I’ve had a very lazy Christmas break, I was meant to put this up on Boxing in time for the UK release date, but I was too busy chillaxing and lazing about for once! If you missed part 1 of the interview you can check it out here. It’s good to hear the film is doing so well in the states, it made $65 million over the weekend (big chee$e) and is being recieved very well critically.
What was your devotion to martial arts like, according to the production notes you’ve been doing it for 6 years and also how did you prepare for the bare knuckle boxing scene?
Robert Downey Jnr: There was a choreographed version of it, I went in and got all pissed about it, Guy came in and we worked on it, so I think your seeing probably version 6.0 by the time we shot it, Guy is a jiu jitsu fella we managed to get along some how!

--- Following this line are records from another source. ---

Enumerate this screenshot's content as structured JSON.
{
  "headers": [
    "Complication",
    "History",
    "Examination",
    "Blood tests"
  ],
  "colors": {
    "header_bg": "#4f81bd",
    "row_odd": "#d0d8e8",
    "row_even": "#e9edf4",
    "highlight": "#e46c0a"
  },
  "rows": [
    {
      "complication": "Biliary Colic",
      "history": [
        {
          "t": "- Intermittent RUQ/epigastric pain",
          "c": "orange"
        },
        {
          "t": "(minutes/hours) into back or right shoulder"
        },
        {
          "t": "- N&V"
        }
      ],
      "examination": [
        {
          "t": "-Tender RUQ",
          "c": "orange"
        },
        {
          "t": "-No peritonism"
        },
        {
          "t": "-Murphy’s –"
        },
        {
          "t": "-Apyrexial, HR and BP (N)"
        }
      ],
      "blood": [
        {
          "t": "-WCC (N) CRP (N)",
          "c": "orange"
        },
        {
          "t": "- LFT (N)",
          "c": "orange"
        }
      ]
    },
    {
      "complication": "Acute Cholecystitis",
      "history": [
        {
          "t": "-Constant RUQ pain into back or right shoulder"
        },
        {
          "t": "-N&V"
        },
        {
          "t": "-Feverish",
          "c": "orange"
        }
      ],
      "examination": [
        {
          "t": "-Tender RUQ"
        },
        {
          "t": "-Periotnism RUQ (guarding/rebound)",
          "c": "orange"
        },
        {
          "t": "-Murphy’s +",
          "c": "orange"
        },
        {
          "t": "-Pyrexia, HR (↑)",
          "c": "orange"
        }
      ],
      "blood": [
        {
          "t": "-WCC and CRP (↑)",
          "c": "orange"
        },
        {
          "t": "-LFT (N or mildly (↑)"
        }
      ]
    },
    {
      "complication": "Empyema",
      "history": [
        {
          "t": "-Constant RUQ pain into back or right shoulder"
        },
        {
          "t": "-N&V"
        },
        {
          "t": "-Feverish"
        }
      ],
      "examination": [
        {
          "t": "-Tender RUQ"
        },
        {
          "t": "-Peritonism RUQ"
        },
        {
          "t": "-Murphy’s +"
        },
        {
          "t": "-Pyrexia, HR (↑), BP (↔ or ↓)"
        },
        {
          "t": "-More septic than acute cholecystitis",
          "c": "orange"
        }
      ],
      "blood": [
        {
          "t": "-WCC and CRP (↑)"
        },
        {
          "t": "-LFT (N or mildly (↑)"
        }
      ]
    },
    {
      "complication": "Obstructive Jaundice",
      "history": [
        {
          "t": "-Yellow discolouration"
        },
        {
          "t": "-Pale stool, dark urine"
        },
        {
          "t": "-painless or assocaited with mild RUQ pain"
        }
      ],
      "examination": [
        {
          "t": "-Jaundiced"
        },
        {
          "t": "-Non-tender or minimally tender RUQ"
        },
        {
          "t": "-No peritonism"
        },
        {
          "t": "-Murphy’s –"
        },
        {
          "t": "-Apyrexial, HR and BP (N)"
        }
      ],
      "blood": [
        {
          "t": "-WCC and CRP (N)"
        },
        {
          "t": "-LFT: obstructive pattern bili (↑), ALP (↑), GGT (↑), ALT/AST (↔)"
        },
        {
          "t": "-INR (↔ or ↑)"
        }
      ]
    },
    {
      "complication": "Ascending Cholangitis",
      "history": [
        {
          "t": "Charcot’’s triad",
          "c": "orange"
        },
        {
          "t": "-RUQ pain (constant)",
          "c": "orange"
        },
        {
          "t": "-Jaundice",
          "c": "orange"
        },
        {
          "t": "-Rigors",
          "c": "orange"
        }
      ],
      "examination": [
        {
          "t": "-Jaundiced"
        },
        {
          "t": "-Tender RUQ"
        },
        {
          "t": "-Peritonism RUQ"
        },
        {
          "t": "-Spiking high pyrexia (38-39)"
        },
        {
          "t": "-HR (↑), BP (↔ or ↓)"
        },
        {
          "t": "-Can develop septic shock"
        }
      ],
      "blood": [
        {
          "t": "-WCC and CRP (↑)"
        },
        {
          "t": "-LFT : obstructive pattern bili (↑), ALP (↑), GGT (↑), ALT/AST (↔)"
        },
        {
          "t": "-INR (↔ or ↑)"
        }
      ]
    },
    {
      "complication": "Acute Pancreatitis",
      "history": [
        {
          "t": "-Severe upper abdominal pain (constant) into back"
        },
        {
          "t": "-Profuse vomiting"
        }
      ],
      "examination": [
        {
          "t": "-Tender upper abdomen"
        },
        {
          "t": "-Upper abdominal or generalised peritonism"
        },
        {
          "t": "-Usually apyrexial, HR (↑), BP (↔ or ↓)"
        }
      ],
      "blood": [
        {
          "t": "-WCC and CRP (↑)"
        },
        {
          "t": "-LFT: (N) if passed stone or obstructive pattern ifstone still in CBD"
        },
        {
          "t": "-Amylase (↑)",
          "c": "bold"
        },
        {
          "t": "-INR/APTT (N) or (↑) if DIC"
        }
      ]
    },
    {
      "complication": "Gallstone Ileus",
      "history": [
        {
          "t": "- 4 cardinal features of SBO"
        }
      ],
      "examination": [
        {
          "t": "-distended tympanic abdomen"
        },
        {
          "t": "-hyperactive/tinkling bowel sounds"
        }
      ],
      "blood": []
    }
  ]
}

It was so fun though, by the time we had finished shooting that scene I felt like we really had a handle on the movie and not because I took my top off and showed my rippling abs and self important garbage but because this was Guys idea and it was really a bold thing and it could have gone really poorly, in which case the rest of the movie is trying to recover from the bad Guy Ritchie scene we went out and shot but it was literally perfect, it set the tone, it was really his take. We had to trust each other and get each others approval. I’m crazy about fighting, I love it (laughs)
Why do you love filming in Britain and Jude what’s it like filming in your hometown?
Robert Downey Jnr: I was here 20 years ago and the food SUCKED, and I wasn’t particularly happy when I was here, I was doing a film called Air America, I renamed it Air Generica and we were at Pinewood Studios, then I came back and did Chaplin but I think there is something about the work ethic here, the people, the culture, as Americans we sometimes have an abrupt attitude, there’s a much more civilized way to operate over here. For me the film was a huge experience, it was the proper way to do things and I’ve taken everything forth.
Jude Law: The production designer done an amazing job, we’d turn up everyday amazed, they had been preparing for days, there was so much detail, it was exquisite, it’s always fun to be out and about and film, rather than in a studio, I like getting my boots dirty, it was fun, it’s always fun working in the UK.

Guy are we gonna lose you to Hollywood or are you gonna still make the smaller Independent films?
Guy Ritchie: I don’t know, I really just make the films I want to make, the interesting thing about this experience was that it wasn’t the cliché experience between film-maker and studio, I argued for the studio, I wanted to make an assessable, broad film and they wanted the Guy Ritchie’isms so I was arguing for the studio and they were arguing for me, it was like two people going to the bar and both insisting the other should pay, so all the arguments between the studio and myself were coming from a positive place. I think studios have changed as well with there approach to film-makers, I had a tremendous experience from beginning to end, there was no us and them.
Why Sherlock Holmes out of all the iconic characters?
Guy Ritchie: Partly because I was invested in him as a child, I had a really strong visual sense about who I thought Sherlock Holmes should be, not only that but I had not seen any other productions, unlike most people I had no visual reference other than what I had knocked up in my mind. Warners came up to me with the idea and as soon as they mentioned it, I was fascinated.
What were the re-shoots about, there was a lot of talk about that earlier this year?
Guy Ritchie: In every film I’ve ever done we always leave a contingency for a week because you never know what’s gonna surface during the editing process, so we always leave a week and we left a week. The films the film we all intended to make. On the DVD there are no deleted scenes, there was no fat.